WASHINGTON — On Monday, Karen Attiah, a Washington Post opinion columnist, wrote on her Substack that the paper had fired her over her social-media posts on gun violence and race following the assassination of right-wing activist Charlie Kirk last week in Utah.

Attiah wrote she was fired for “speaking out against political violence, racial double standards, and America’s apathy toward guns.”

Attiah noted she was “the last remaining Black full-time opinion columnist at the Post, in one of the nation’s most diverse regions,” adding that her firing “is part of a broader purge of Black voices from academia, business, government, and media — a historical pattern as dangerous as it is shameful — and tragic.”

Senior Media 2070 Director Anshantia Oso and Senior Advisor Joseph Torres said:

“We denounce the firing of Karen Attiah, which represents the latest example of how powerful white-owned and -controlled media companies — in this case, The Washington Post — have openly embraced policies and practices during Trump’s second term that explicitly seek to re-segregate our society.

“The Black community, Black media advocates and Black journalists have fought over the past 60 years to integrate powerful and dominant white-owned media institutions to ensure our nation’s local and national media outlets better reflect the diverse audiences receiving critical news and information.

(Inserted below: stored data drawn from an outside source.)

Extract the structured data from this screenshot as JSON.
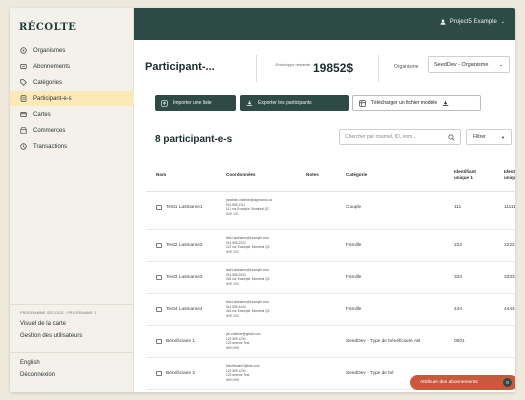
{
  "app": {
    "logo": "RÉCOLTE",
    "project": "Project5 Example"
  },
  "sidebar": {
    "items": [
      {
        "label": "Organismes",
        "icon": "organization-icon",
        "active": false
      },
      {
        "label": "Abonnements",
        "icon": "subscription-icon",
        "active": false
      },
      {
        "label": "Catégories",
        "icon": "tag-icon",
        "active": false
      },
      {
        "label": "Participant-e-s",
        "icon": "participants-icon",
        "active": true
      },
      {
        "label": "Cartes",
        "icon": "card-icon",
        "active": false
      },
      {
        "label": "Commerces",
        "icon": "store-icon",
        "active": false
      },
      {
        "label": "Transactions",
        "icon": "transactions-icon",
        "active": false
      }
    ],
    "program_label": "PROGRAMME SECOOS - PROGRAMME 1",
    "map_link": "Visuel de la carte",
    "users_link": "Gestion des utilisateurs",
    "language": "English",
    "logout": "Déconnexion"
  },
  "header": {
    "title": "Participant-...",
    "budget_label": "Enveloppe restante",
    "budget_value": "19852$",
    "org_label": "Organisme",
    "org_value": "SeedDev - Organisme"
  },
  "actions": {
    "import": "Importer une liste",
    "export": "Exporter les participants",
    "template": "Télécharger un fichier modèle"
  },
  "list": {
    "count_title": "8 participant-e-s",
    "search_placeholder": "Chercher par courriel, ID, nom...",
    "filter_label": "Filtrer"
  },
  "table": {
    "columns": [
      "Nom",
      "Coordonnées",
      "Notes",
      "Catégorie",
      "Identifiant unique 1",
      "Identifiant unique 2"
    ],
    "rows": [
      {
        "name": "Test1 Lastname1",
        "coord": [
          "jonathan.charbier@sigmundo.ca",
          "514 555-1111",
          "111 rue Example, Montréal QC",
          "H2K 1X1"
        ],
        "category": "Couple",
        "id1": "111",
        "id2": "11111"
      },
      {
        "name": "Test2 Lastname2",
        "coord": [
          "test2.lastname@example.com",
          "514 555-2222",
          "222 rue Example, Montréal QC",
          "H2K 1X2"
        ],
        "category": "Famille",
        "id1": "222",
        "id2": "22222"
      },
      {
        "name": "Test3 Lastname3",
        "coord": [
          "test3.lastname@example.com",
          "514 555-3333",
          "333 rue Example, Montréal QC",
          "H2K 1X3"
        ],
        "category": "Famille",
        "id1": "333",
        "id2": "33333"
      },
      {
        "name": "Test4 Lastname4",
        "coord": [
          "test4.lastname@example.com",
          "514 555-4444",
          "444 rue Example, Montréal QC",
          "H2K 1X4"
        ],
        "category": "Famille",
        "id1": "444",
        "id2": "44444"
      },
      {
        "name": "Bénéficiaire 1",
        "coord": [
          "jon.charbier@gmail.com",
          "123 555-1234",
          "123 avenue Test",
          "H0H 0H0"
        ],
        "category": "SeedDev - Type de bénéficiaire AB",
        "id1": "0001",
        "id2": ""
      },
      {
        "name": "Bénéficiaire 2",
        "coord": [
          "beneficiaire2@test.com",
          "123 555-1234",
          "123 avenue Test",
          "H0H 0H0"
        ],
        "category": "SeedDev - Type de bé",
        "id1": "",
        "id2": ""
      }
    ]
  },
  "fab": {
    "label": "Attribuer des abonnements",
    "count": "0"
  },
  "colors": {
    "topbar": "#2e4a45",
    "active_nav": "#fbe9b8",
    "fab": "#c9583d"
  }
}
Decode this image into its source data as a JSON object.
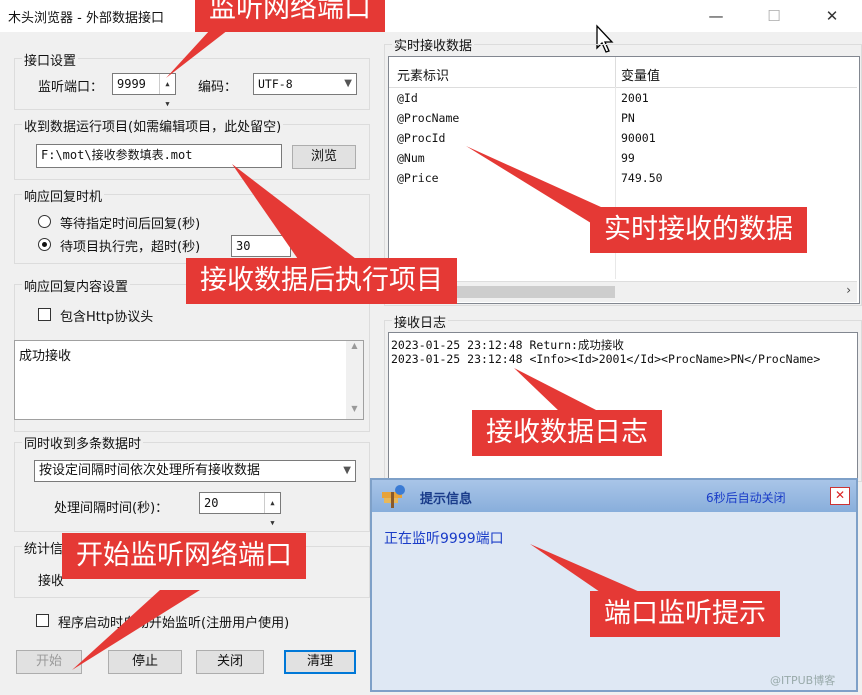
{
  "window": {
    "title": "木头浏览器 - 外部数据接口",
    "minimize": "—",
    "maximize": "☐",
    "close": "✕"
  },
  "port_settings": {
    "group_label": "接口设置",
    "port_label": "监听端口：",
    "port_value": "9999",
    "encoding_label": "编码：",
    "encoding_value": "UTF-8"
  },
  "run_project": {
    "group_label": "收到数据运行项目(如需编辑项目，此处留空)",
    "path_value": "F:\\mot\\接收参数填表.mot",
    "browse_label": "浏览"
  },
  "reply_timing": {
    "group_label": "响应回复时机",
    "option1": "等待指定时间后回复(秒)",
    "option2": "待项目执行完，超时(秒)",
    "timeout_value": "30"
  },
  "reply_content": {
    "group_label": "响应回复内容设置",
    "include_http_label": "包含Http协议头",
    "content_value": "成功接收"
  },
  "multi_data": {
    "group_label": "同时收到多条数据时",
    "mode_value": "按设定间隔时间依次处理所有接收数据",
    "interval_label": "处理间隔时间(秒)：",
    "interval_value": "20"
  },
  "stats": {
    "group_label": "统计信",
    "receive_label": "接收"
  },
  "autostart": {
    "label": "程序启动时自动开始监听(注册用户使用)"
  },
  "buttons": {
    "start": "开始",
    "stop": "停止",
    "close": "关闭",
    "clear": "清理"
  },
  "realtime": {
    "group_label": "实时接收数据",
    "col_name": "元素标识",
    "col_value": "变量值",
    "rows": [
      {
        "name": "@Id",
        "value": "2001"
      },
      {
        "name": "@ProcName",
        "value": "PN"
      },
      {
        "name": "@ProcId",
        "value": "90001"
      },
      {
        "name": "@Num",
        "value": "99"
      },
      {
        "name": "@Price",
        "value": "749.50"
      }
    ]
  },
  "log": {
    "group_label": "接收日志",
    "lines": [
      "2023-01-25 23:12:48 Return:成功接收",
      "2023-01-25 23:12:48 <Info><Id>2001</Id><ProcName>PN</ProcName>"
    ]
  },
  "popup": {
    "title": "提示信息",
    "autoclose": "6秒后自动关闭",
    "message": "正在监听9999端口"
  },
  "callouts": {
    "listen_port": "监听网络端口",
    "realtime_data": "实时接收的数据",
    "run_after_receive": "接收数据后执行项目",
    "receive_log": "接收数据日志",
    "start_listen": "开始监听网络端口",
    "port_tip": "端口监听提示"
  },
  "watermark": "@ITPUB博客",
  "colors": {
    "callout_bg": "#e53935",
    "popup_bg": "#dfe8f4",
    "popup_text": "#1a3cc8",
    "default_button_border": "#0078d7"
  }
}
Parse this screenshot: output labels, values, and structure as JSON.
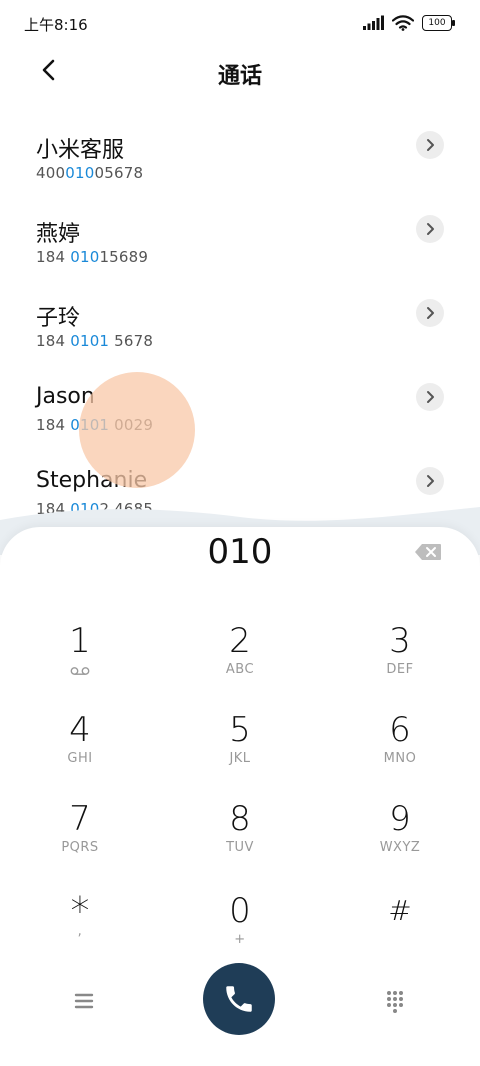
{
  "status_bar": {
    "time": "上午8:16",
    "battery": "100"
  },
  "header": {
    "title": "通话"
  },
  "contacts": [
    {
      "name": "小米客服",
      "number_pre": "400",
      "number_hl": "010",
      "number_post": "05678"
    },
    {
      "name": "燕婷",
      "number_pre": "184 ",
      "number_hl": "010",
      "number_post": "15689"
    },
    {
      "name": "子玲",
      "number_pre": "184 ",
      "number_hl": "0101",
      "number_post": " 5678"
    },
    {
      "name": "Jason",
      "number_pre": "184 ",
      "number_hl": "0101",
      "number_post": " 0029"
    },
    {
      "name": "Stephanie",
      "number_pre": "184 ",
      "number_hl": "010",
      "number_post": "2 4685"
    }
  ],
  "dialpad": {
    "dialed": "010",
    "keys": [
      {
        "digit": "1",
        "letters": ""
      },
      {
        "digit": "2",
        "letters": "ABC"
      },
      {
        "digit": "3",
        "letters": "DEF"
      },
      {
        "digit": "4",
        "letters": "GHI"
      },
      {
        "digit": "5",
        "letters": "JKL"
      },
      {
        "digit": "6",
        "letters": "MNO"
      },
      {
        "digit": "7",
        "letters": "PQRS"
      },
      {
        "digit": "8",
        "letters": "TUV"
      },
      {
        "digit": "9",
        "letters": "WXYZ"
      },
      {
        "digit": "*",
        "letters": ","
      },
      {
        "digit": "0",
        "letters": "+"
      },
      {
        "digit": "#",
        "letters": ""
      }
    ]
  },
  "colors": {
    "highlight": "#1a89d8",
    "call_button": "#1f3d57"
  },
  "icons": [
    "back-icon",
    "chevron-right-icon",
    "backspace-icon",
    "voicemail-icon",
    "menu-icon",
    "dialpad-icon",
    "phone-icon",
    "signal-icon",
    "wifi-icon",
    "battery-icon"
  ]
}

“Black media and Black journalists have a history of using their reporting to combat authoritarianism and white-supremacist policies. The removal of vital voices like Karen Attiah’s — whose reporting helps our communities understand the political context we’re in — is a dangerous and deliberate act of erasure by media owners. This results in media coverage that traffics in disinformation and misinformation that harm Black communities and other communities of color.

“Our nation’s powerful institutions — as well as government policies — remain committed to upholding racial hierarchies in our society. And now, media companies are helping to fuel our nation’s constitutional collapse, which has empowered an authoritarian administration intent on dismantling our nation’s civil-rights laws and infrastructure.

“The media capitulation to Trump, which Attiah’s firing represents, will result in more biased news coverage that undermines equal-protection rights of Black communities and other communities of color. As it is, too many newsrooms malign our communities as unlawful and criminal — a portrayal that legitimizes the government’s racist policies and actions.

“Our country has yet to ensure we have a media system that supports the goals of realizing a multiracial democracy. Our nation’s failures to redress the history of anti-Blackness in our media institutions and media policies are significant factors for the current moment we live in.”

The Media 2070 project believes that a robust media system — unafraid to speak truth to power and address harmful rhetoric — is necessary for the health and well-being of Black communities.